Nasce uma diva: Virgínia Rodrigues


No início da carreira, há oito anos, a baiana Virgínia Rodrigues podia ser confundida com a cabo-verdiana Cesaria Evora. Afinal, fora descoberta por Caetano Veloso em Salvador e, feito Cesaria, sabia cantar de coração, não por partitura. No entanto, Virgínia tem um estilo próprio e bem mais erudito que Cesaria. Isso pode ser demonstrado no seu último CD, o terceiro da carreira, o excelente Mares Profuundos (Universal). E é o melhor da sua carreira.
Apesar da linda voz de mezzo-soprano, a moça só cantava em corais. Sua profissão era cozinheira. Comovido, Caetano levou-a para sua gravadora, a Natasha Records, e a fez lançar o primeiro CD solo, Sol Negro, em 1997 . O álbum teve repercussão internacional, especialmente nos Estados Unidos, onde jornais como o Teh New York Times a apelidaram de “Cinderela Brasileira”. O segundo CD, Nó, lançado no ano 2000, não repetiu o sucesso. Trazia intervenções eletrônicas e outros modismos. Ainda assim, manteve a reputação da cantora em alta.
Mares Profundos acabou sendo lançado em janeiro nos Estados Unidos, antes da edição brasileira, que aconteceu no final de fevereiro. Como a voz de Virgínia, o produto pode ser definido como erudito, coleção de afro-sambas de Baden Powell (1937-2000) e Vinicius de Moraes (1913-1980).. A coleção da parceria Baden-Vinicius foi concluída em 1966 numa viagem que os dois fizeram a Salvador e se encantaram com a cultura da chamada Roma Negra. O resultado foi sambas magníficos, como “Canto de Ossanha”, “Berimbau” e “Canto de Xangô”.

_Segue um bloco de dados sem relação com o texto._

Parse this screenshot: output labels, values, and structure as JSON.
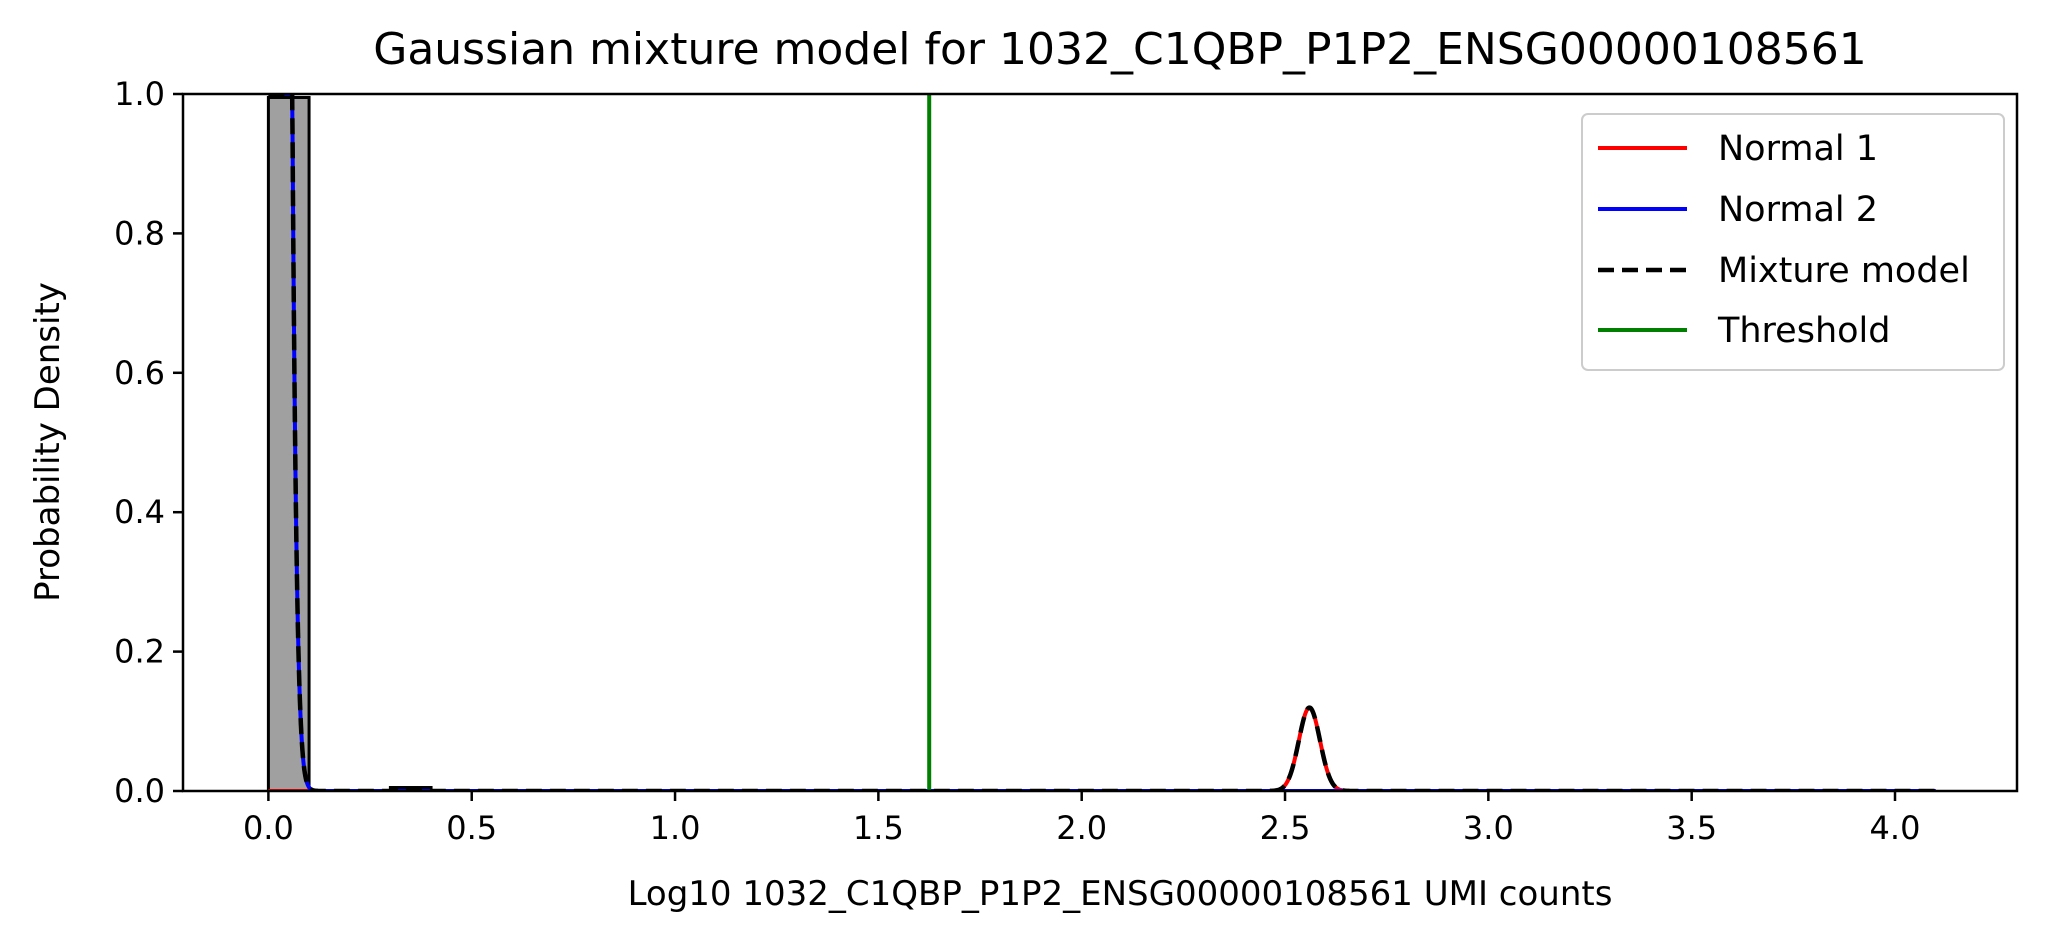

Virgínia, aos 39 anos, canta com a voz impostada, no padrão clássico. Nisso ela difere de outros intérpretes, que optaram pela vereda da MPB. Acompanhada por arranjos acústicos de boa cepa, Virgínia extrai o caráter profundo da aventura sensual e estética de Vinícius e Baden. É Bahia em sua religião e riqueza cultural. E marca o nascimento de uma diva da canção.